The importance of the Law of Treasure is largely the result of the spectacular growth in the activity of metal detecting which, starting in the 1960's, has grown so much in popularity that it now brings to our knowledge each year more than a thousand objects of historical, cultural or archaeological interest.
The nature and volume of these finds has in turn led to a greater public concern to ensure that measures exist which will be conducive to the retention and effective preservation of the more important of those objects.
It is, of course, essential that facilities exist for the physical examination and conservation of finds and that those facilities should be accessible and adequate.
But the law has an important part to play in this process by ensuring that finds of substantial value or importance should be preserved for the nation and made available to the public in museums.

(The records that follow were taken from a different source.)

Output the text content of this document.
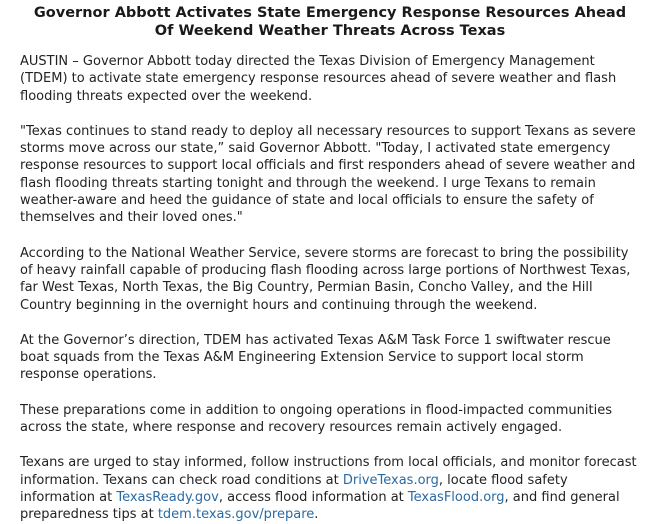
Governor Abbott Activates State Emergency Response Resources Ahead
Of Weekend Weather Threats Across Texas

AUSTIN – Governor Abbott today directed the Texas Division of Emergency Management (TDEM) to activate state emergency response resources ahead of severe weather and flash flooding threats expected over the weekend.

"Texas continues to stand ready to deploy all necessary resources to support Texans as severe storms move across our state,” said Governor Abbott. "Today, I activated state emergency response resources to support local officials and first responders ahead of severe weather and flash flooding threats starting tonight and through the weekend. I urge Texans to remain weather-aware and heed the guidance of state and local officials to ensure the safety of themselves and their loved ones."

According to the National Weather Service, severe storms are forecast to bring the possibility of heavy rainfall capable of producing flash flooding across large portions of Northwest Texas, far West Texas, North Texas, the Big Country, Permian Basin, Concho Valley, and the Hill Country beginning in the overnight hours and continuing through the weekend.

At the Governor’s direction, TDEM has activated Texas A&M Task Force 1 swiftwater rescue boat squads from the Texas A&M Engineering Extension Service to support local storm response operations.

These preparations come in addition to ongoing operations in flood-impacted communities across the state, where response and recovery resources remain actively engaged.

Texans are urged to stay informed, follow instructions from local officials, and monitor forecast information. Texans can check road conditions at DriveTexas.org, locate flood safety information at TexasReady.gov, access flood information at TexasFlood.org, and find general preparedness tips at tdem.texas.gov/prepare.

For many hundreds of years, the Law of Treasure was the common law of treasure trove.
Today it is essentially based on the Treasure Act 1996.
Although the Act is a great improvement on the common law it is nevertheless not always rational and the meaning of some of its provisions is sometimes obscure.
This book aims to provide a reliable guide to the Law of Treasure in England, Wales and Northern Ireland and also to explain the role played by legal institutions, such as the Coroner, in that process.
This book will be of interest to archaeologists, museums, coroner's offices, finds liaison officers, farmers and landlords' associations.
It will also be of interest and utility to metal detectorists since, in addition to explaining what objects are considered to be treasure by the law, it explains the legal restrictions on searching for artefacts, the duty to report finds of treasure and the structure of the valuation process and rewards.